Chapter 4: Algorithms
The fourth chapter of my dissertation deals with algorithmic literature, written with computers in mind and often reformatted for computers. In its early years, the Oulipo experimented formally with computers, creating interactive electronic editions of various texts. However, this early interest in technology eventually waned and disappeared entirely in 1981 when a tangential group known as the ALAMO[1] (Atelier de Littérature Assistée par la Mathématique et les Ordinateurs) was created by computer scientist Paul Braffort and mathematician Jacques Roubaud. In 2004, the Oulipo released a CD-rom[2] through Gallimard with interactive computerized editions of several of their texts. Essential to my fourth chapter is understanding the nature of these early examples of proto digital humanities work and why the Oulipo abandoned them.

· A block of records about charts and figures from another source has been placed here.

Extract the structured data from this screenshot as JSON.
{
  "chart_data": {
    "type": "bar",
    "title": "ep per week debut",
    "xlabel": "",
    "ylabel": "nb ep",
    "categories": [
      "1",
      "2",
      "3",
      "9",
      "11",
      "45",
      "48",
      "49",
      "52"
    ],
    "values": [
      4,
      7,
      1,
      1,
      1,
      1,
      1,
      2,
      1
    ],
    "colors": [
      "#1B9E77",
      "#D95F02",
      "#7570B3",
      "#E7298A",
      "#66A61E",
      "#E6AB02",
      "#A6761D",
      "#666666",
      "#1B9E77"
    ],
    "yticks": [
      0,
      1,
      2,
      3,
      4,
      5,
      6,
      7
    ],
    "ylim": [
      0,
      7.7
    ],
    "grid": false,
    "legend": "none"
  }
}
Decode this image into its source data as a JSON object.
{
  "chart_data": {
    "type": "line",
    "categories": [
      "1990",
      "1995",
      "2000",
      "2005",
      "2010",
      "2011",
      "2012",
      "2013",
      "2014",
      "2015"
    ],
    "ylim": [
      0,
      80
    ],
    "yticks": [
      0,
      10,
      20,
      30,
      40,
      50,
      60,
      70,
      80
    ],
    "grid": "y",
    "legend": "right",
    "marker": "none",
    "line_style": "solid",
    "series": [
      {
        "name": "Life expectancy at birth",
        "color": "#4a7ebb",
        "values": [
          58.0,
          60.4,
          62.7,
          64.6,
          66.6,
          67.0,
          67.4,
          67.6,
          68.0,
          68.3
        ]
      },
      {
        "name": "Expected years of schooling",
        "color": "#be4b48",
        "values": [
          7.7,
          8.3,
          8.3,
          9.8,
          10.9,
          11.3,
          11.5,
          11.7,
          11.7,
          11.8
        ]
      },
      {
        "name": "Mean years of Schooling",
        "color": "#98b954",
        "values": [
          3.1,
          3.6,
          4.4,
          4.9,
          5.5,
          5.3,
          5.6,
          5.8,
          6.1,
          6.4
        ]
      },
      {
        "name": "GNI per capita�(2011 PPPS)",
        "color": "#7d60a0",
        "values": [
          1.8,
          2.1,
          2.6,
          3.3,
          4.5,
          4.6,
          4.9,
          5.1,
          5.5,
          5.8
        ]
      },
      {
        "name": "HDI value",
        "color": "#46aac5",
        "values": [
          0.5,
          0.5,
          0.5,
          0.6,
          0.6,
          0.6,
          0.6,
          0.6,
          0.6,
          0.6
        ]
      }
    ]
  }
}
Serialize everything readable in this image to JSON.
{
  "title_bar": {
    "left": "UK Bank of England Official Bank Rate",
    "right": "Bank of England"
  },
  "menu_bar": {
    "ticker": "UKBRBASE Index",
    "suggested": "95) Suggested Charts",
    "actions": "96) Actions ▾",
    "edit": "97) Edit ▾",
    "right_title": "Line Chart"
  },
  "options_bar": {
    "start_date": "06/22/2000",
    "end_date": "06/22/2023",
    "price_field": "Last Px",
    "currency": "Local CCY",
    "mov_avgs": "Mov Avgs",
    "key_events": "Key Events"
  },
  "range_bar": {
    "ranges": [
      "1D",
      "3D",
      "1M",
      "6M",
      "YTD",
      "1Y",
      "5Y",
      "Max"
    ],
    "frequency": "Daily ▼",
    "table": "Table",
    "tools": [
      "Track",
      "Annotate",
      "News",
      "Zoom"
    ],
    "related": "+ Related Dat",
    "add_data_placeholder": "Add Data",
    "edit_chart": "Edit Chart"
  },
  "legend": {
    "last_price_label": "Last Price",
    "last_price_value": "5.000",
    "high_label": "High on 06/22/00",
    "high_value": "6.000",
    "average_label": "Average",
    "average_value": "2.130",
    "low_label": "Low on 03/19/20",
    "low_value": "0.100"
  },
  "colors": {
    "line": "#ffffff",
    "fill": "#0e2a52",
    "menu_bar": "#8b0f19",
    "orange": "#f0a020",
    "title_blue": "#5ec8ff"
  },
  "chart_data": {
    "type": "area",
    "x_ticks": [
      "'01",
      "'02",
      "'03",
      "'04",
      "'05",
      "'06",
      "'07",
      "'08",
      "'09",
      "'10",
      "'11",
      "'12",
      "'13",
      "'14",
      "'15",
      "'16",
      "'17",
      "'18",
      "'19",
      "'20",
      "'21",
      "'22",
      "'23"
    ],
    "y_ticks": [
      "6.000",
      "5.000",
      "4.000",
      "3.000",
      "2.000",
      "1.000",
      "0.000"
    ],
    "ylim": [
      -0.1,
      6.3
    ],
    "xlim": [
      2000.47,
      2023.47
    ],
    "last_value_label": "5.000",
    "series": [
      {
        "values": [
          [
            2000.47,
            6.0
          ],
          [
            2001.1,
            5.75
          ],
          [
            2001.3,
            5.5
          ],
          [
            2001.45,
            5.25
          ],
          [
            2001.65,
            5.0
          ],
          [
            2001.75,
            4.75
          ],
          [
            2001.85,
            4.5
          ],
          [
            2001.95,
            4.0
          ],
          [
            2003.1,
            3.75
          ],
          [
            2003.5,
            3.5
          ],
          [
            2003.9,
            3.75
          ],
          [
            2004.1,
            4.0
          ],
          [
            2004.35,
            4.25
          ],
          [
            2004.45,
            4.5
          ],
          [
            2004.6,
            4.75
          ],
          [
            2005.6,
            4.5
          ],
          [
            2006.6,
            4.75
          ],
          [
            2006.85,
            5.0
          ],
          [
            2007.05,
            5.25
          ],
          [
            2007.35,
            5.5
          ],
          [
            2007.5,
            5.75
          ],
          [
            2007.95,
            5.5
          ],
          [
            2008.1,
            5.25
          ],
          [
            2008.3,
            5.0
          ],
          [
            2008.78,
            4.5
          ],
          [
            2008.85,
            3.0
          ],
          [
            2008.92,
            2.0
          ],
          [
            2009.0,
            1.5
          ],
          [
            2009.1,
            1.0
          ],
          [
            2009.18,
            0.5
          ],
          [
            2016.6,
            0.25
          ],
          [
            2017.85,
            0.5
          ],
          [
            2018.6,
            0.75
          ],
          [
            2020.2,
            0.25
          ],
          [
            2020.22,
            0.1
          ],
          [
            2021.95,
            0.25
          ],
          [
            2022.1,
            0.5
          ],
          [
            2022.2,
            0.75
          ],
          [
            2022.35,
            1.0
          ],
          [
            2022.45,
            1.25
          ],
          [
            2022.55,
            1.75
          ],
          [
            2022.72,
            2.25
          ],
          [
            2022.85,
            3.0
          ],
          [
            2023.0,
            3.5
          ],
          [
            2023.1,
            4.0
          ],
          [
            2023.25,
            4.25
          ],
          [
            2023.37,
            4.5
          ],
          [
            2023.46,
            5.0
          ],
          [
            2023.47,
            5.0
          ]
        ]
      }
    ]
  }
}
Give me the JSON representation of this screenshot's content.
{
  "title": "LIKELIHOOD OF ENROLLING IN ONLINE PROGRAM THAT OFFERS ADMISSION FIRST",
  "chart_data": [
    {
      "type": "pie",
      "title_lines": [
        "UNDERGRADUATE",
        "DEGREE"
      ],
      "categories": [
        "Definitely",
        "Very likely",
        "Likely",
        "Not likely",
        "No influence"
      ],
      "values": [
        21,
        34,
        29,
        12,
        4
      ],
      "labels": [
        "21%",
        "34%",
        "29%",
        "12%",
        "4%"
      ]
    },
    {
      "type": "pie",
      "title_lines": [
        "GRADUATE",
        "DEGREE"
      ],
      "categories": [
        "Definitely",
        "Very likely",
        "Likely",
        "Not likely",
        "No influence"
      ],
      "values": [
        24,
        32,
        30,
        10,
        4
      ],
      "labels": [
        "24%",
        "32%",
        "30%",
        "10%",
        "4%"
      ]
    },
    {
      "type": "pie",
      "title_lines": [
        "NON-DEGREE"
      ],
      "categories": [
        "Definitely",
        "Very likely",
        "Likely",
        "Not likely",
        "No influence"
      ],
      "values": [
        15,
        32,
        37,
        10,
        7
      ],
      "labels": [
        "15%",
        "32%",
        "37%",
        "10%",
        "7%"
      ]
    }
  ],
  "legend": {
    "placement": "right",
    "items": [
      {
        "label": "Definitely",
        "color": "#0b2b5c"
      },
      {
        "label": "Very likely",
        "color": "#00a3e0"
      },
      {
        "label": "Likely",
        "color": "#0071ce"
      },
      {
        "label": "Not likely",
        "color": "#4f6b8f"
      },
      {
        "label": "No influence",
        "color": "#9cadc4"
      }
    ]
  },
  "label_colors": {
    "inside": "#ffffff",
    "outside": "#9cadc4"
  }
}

The fourth annex will consist of an electronic version of Un conte à votre façon (1973), a choose-your-own adventure tale of three little peas in a pod. While several online editions already exist, there are improvements to be made regarding the reader’s involvement. As this text is inspired by computer programs and therefore by algorithmic flowcharts and graph theory, I want to integrate my program with the graph corresponding to all the possible nodes of the story, which will allow the reader to understand various “glitches” that occur in Queneau’s “program.”
Chapter 5: Geometry
This chapter deals with geometry, which comes from the Greek for “measuring the earth.” Since the mathematical discipline deals with abstracted space, how does one reconcile this with the physical space in which we live. This becomes a central problematic in two Oulipian texts, both of which exhibit geometrical structures indicated by the table of contents: Italo Calvino’s Le città invisibili (1971) and Michèle Audin’s Mai quai Conti (2014). Both of these authors meticulously organize their novels according to geometrical structures in an attempt to reconcile the messiness of their topics with the regular design.
In Italo Calvino’s Le città invisibili, the Italian author organizes a fragmented and incoherent collection of theoretical prose poems according to a rigid mathematical figure (a parallelogram). However, the philosophical and theoretical content of each of the pieces does not seem to correspond with the crystalline structure. My fifth annex will take the form of an interactive table of contents for Calvino’s novel, where one can enter into the text from any angle, allowing for multiple readings that lead to various conclusions, as the author indicated he wanted in his Six Memos for the Next Millennium.